Recently we have seen the poor rise up, rioting against the mounting cost of just staying alive, in various countries across the world. Haiti, Bangladesh and Egypt have all seen violence related to the increased cost of living, led by the escalating cost of food and oil.

However, if you had asked me to guess where in Sub Saharan African the rioting would occur, I would not have guessed South Africa. Zimbabwe, perhaps, though the ability to revolt may have been beaten out of the long suffering citizens of that country.

I would never have thought the South Africans would rise up in this way, having personally bought into the brand they have been pushing, which seeks to depict them as above this kind of thing. They may have a crime problem but they are working to resolve it, we are often assured; they are not like those “other” Africans, as one of their ministers was quoted as saying in August 2007, in short they are better. They are hosting the World Cup in two years time for goodness sake! This is the holiday destination of choice for many Europeans; they are the special ones.

But looking at this situation I wonder for every educated, well-travelled, middle class South African, how many are living in abject poverty?

For an African country, South Africa’s official unemployment is relatively low, estimated at 23% last September, according to the figures provided by the government’s website.
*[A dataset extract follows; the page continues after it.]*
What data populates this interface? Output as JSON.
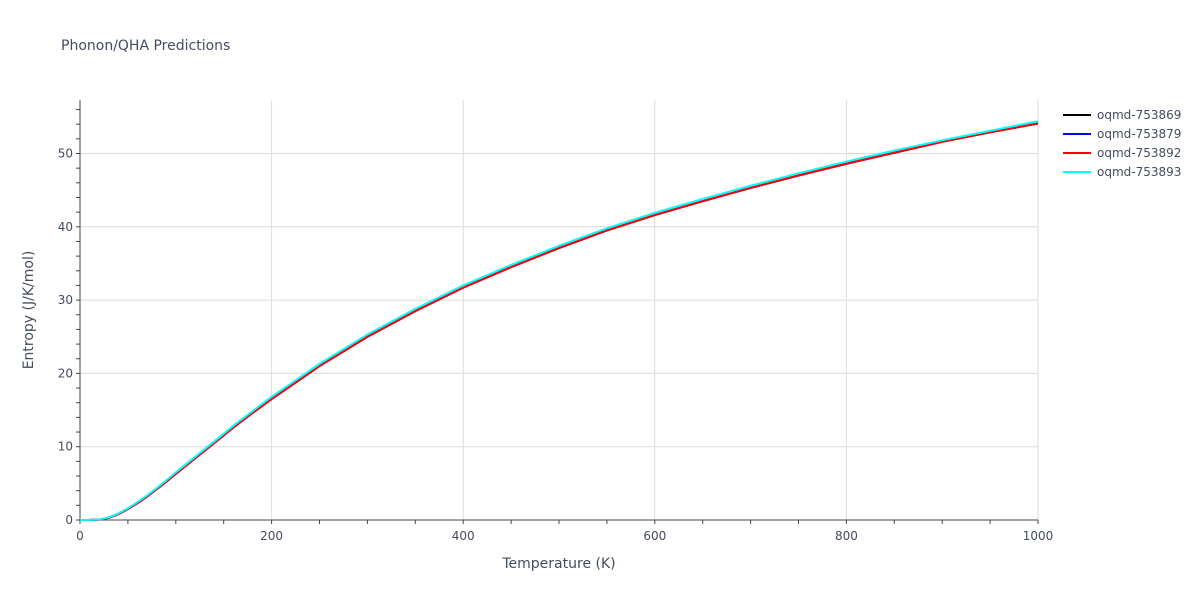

They are a middle income emerging markets country, with resources beyond most countries wildest dreams and they are supposedly coping well with the burden of the large underskilled section of their population.

Despite this, there is obviously a fundamental problem in South Africa that needs to be addressed. The poorer, mostly black, people are not seeing the benefits that they thought they would fifteen years ago, having watched for over half a centaury as the minority government and it’s favourite children, their white brethren, enjoyed the fruits of their motherlands.

I am not experiencing the life of a South African nor have I lived there but from my observation during my recent visits, those black people that were able to take advantage of the freedoms afforded them after the move to black majority rule, are doing better than their predecessors were at this stage of their lives. I am not speaking of the Cyril Ramaphosas or Thabo Mbekis of this land, but the growing black middle classes; those well heeled balck South Africans that you meet in the Sandton Shopping Centre, the ones who share the plane with you on their way to holiday in Europe or the United States.

So who are these people killing their neighbours?

They are the forgotten, the ones that the nation would like to hide; many of them are the people who suffered through the final years of apartheid, supporting the ANC and giving their time and energy to the cause. The common people, those who could not find a way to go abroad, could not be educated in readiness for things to come. They are the people who danced and sang in the streets when Nelson Mandela was released, the ones whose time had surely come.

But as several images from the past 14 years have shown, their time was not nigh and may never come. They are the in between people, that cannot be helped because there is no means to assist them. South Africa has no benefits system; there is no dole for these people to fall back on in times of hardship. They are the urban poor, the statistics that live on less than a dollar or two a day and work in the informal sector, sometimes in the most humbling of conditions.

And therein lies their reason to be angry. The difference between them and their white collar brethren is that they are competing directly with the illegal immigrants who are pouring into their country. These people are taking food off their tables, clothes off their backs and money out of their pockets. South Africa’s extensive immigration laws do not protect the people who are part of these mobs, nor do they benefit from the various black empowerment and affirmative action programmes instituted by the ANC government in a bid to assist them out of their disadvantaged positions. They are out of reach of the laws that are supposed to help them, and now they are desperate.

They are feeling the changes in the world economy more acutely than their well-heeled country men and have decided to make themselves heard. Last year they got rid of Thabo Mbeki, perceived as an elitist academic, as head of the ANC and replaced him with Jacob Zuma, a supposed man of the people. This year they are attacking the illegal immigrants that are themselves mostly fleeing from economic hardship in Zimbabwe.

The unfortunate thing about this situation is that there is very little that can be done. Prices may be fixed as the government in Haiti proceeded to do in a bid to ensure people are able to afford the basics, but subsidising anything costs money and the middle classes in South Africa are already feeling the pinch of relatively high interest and tax rates as well as the effects of the falling Rand. Introduction of a high minimum wage would discourage the informal sector and result in several of these people losing their jobs, exacerbating the problem.

So as I counter helpful arguments with unhelpful answers, you may ask what is the solution? Unfortunately the solution can only come about as a result of something the rioters don’t have. Time. Time for the reforms to bear fruit, time for this fruit to trickle down to the urban poor. But perhaps by then it will be too late.